Dalsza część artykułu pod materiałem wideo

Bądź na bieżąco z wydarzeniami w Polsce i na wojnie w Ukrainie, klikając TUTAJ

Do sieci trafiło sfingowane nagranie?

Jakuszenka w pierwszym opublikowanym wideo, podobnie jak Nużyn, miał głowę przywiązaną folią do drewnianych klocków opartych o ścianę. - Znalazłem się w tym pomieszczeniu, gdzie powiedzieli, że mnie osądzą - mówił tuż przed rzekomą egzekucją. Moment zabójstwa nie był widoczny ze względu na nałożone na nagranie filtry rozmazujące scenę.

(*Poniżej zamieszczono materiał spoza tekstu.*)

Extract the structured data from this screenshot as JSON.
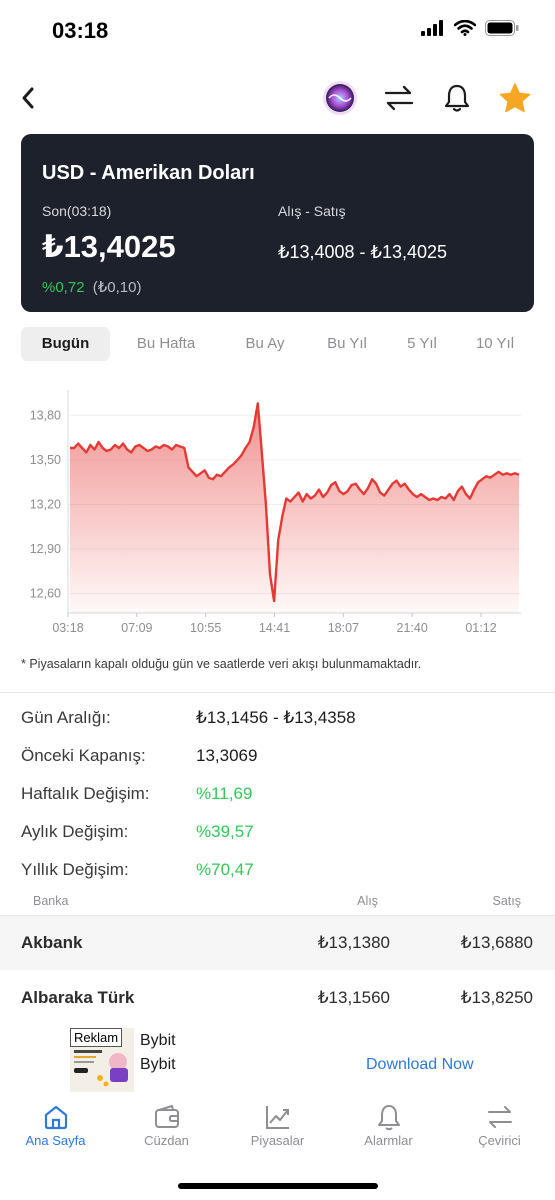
{
  "status": {
    "time": "03:18"
  },
  "hero": {
    "title": "USD - Amerikan Doları",
    "last_label": "Son(03:18)",
    "price": "₺13,4025",
    "change_pct": "%0,72",
    "change_abs": "(₺0,10)",
    "buy_sell_label": "Alış - Satış",
    "buy_sell_value": "₺13,4008 - ₺13,4025"
  },
  "periods": [
    "Bugün",
    "Bu Hafta",
    "Bu Ay",
    "Bu Yıl",
    "5 Yıl",
    "10 Yıl"
  ],
  "chart_data": {
    "type": "area",
    "x_ticks": [
      "03:18",
      "07:09",
      "10:55",
      "14:41",
      "18:07",
      "21:40",
      "01:12"
    ],
    "y_ticks": [
      "13,80",
      "13,50",
      "13,20",
      "12,90",
      "12,60"
    ],
    "ylim": [
      12.47,
      13.97
    ],
    "series": [
      {
        "values": [
          13.58,
          13.58,
          13.61,
          13.58,
          13.55,
          13.6,
          13.57,
          13.62,
          13.58,
          13.56,
          13.57,
          13.6,
          13.58,
          13.61,
          13.57,
          13.55,
          13.59,
          13.6,
          13.58,
          13.56,
          13.57,
          13.59,
          13.58,
          13.6,
          13.59,
          13.57,
          13.6,
          13.59,
          13.58,
          13.45,
          13.42,
          13.39,
          13.41,
          13.43,
          13.38,
          13.37,
          13.4,
          13.39,
          13.42,
          13.45,
          13.47,
          13.5,
          13.53,
          13.58,
          13.62,
          13.72,
          13.88,
          13.55,
          13.2,
          12.73,
          12.55,
          12.96,
          13.12,
          13.24,
          13.22,
          13.25,
          13.28,
          13.22,
          13.27,
          13.24,
          13.26,
          13.3,
          13.25,
          13.28,
          13.33,
          13.35,
          13.29,
          13.27,
          13.29,
          13.33,
          13.34,
          13.3,
          13.27,
          13.31,
          13.37,
          13.34,
          13.28,
          13.26,
          13.3,
          13.34,
          13.36,
          13.32,
          13.34,
          13.3,
          13.27,
          13.25,
          13.27,
          13.25,
          13.23,
          13.24,
          13.23,
          13.25,
          13.24,
          13.27,
          13.23,
          13.29,
          13.32,
          13.27,
          13.24,
          13.3,
          13.35,
          13.37,
          13.39,
          13.38,
          13.4,
          13.42,
          13.4,
          13.41,
          13.4,
          13.41,
          13.4
        ]
      }
    ]
  },
  "chart_note": "* Piyasaların kapalı olduğu gün ve saatlerde veri akışı bulunmamaktadır.",
  "stats": [
    {
      "label": "Gün Aralığı:",
      "value": "₺13,1456 - ₺13,4358",
      "color": "#1c1c1e"
    },
    {
      "label": "Önceki Kapanış:",
      "value": "13,3069",
      "color": "#1c1c1e"
    },
    {
      "label": "Haftalık Değişim:",
      "value": "%11,69",
      "color": "#34c759"
    },
    {
      "label": "Aylık Değişim:",
      "value": "%39,57",
      "color": "#34c759"
    },
    {
      "label": "Yıllık Değişim:",
      "value": "%70,47",
      "color": "#34c759"
    }
  ],
  "bank_table": {
    "headers": {
      "bank": "Banka",
      "buy": "Alış",
      "sell": "Satış"
    },
    "rows": [
      {
        "name": "Akbank",
        "buy": "₺13,1380",
        "sell": "₺13,6880"
      },
      {
        "name": "Albaraka Türk",
        "buy": "₺13,1560",
        "sell": "₺13,8250"
      }
    ]
  },
  "ad": {
    "tag": "Reklam",
    "brand_line1": "Bybit",
    "brand_line2": "Bybit",
    "cta": "Download Now"
  },
  "tabs": [
    {
      "label": "Ana Sayfa",
      "icon": "home-icon",
      "active": true
    },
    {
      "label": "Cüzdan",
      "icon": "wallet-icon",
      "active": false
    },
    {
      "label": "Piyasalar",
      "icon": "chart-icon",
      "active": false
    },
    {
      "label": "Alarmlar",
      "icon": "bell-icon",
      "active": false
    },
    {
      "label": "Çevirici",
      "icon": "swap-icon",
      "active": false
    }
  ],
  "colors": {
    "accent": "#2f7ad8",
    "up": "#34c759",
    "chart_line": "#e53935",
    "hero_bg": "#1d212b",
    "star": "#f5a623"
  }
}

Wiele mediów rosyjskojęzycznych poinformowało o sytuacji, wskazując że Jakuszenka nie żyje. Ostatecznie historia ta została podważona w kolejnym nagraniu opublikowanym na kanale w Telegramie, którym posługują się siły Prigożyna - szefa grupy Wagnera. "Dmitrij Jakuszenka - zuch" - brzmiał podpis publikacji. Więcej wyjaśniają słowa, jakie wypowiedział mężczyzna w wideo, które ma potwierdzać, że żyje.

Utrzymane wątpliwości

- Kiedy trafiłem do niewoli, nagadałem różnych ch... rzeczy. I do tej pory mi wstyd. To był jedyny sposób, żeby przeżyć. Ale wzięcie do niewoli pozwoliło na zdobycie wielu cennych informacji, które posłużą wielu kolegom. Dlatego zostało mi to wybaczone, za co jest bardzo wdzięczny - mówił Jakuszenka.

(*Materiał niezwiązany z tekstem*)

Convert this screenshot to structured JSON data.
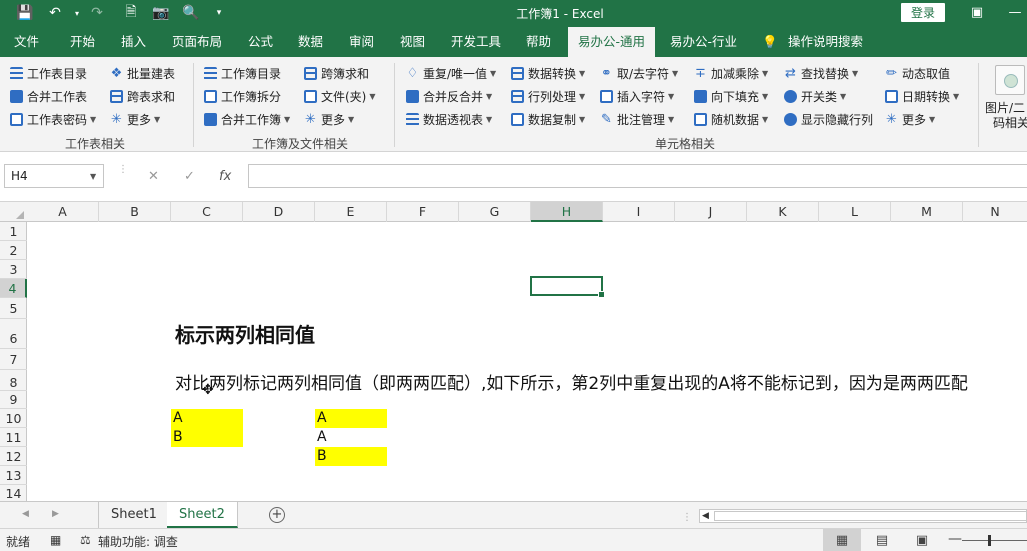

Warto zaznaczyć, że nagranie ostatecznie nie odpowiada, dlaczego i czy faktycznie doszło do sfingowania zabójstwa mężczyzny.

Wiele informacji traktujących o rzekomych atakach i agresji ze strony ukraińskiej, które podają rosyjskie media, prawdopodobnie nie jest prawdziwych. Takie doniesienia mogą być elementem wojny informacyjnej ze strony Federacji Rosyjskiej.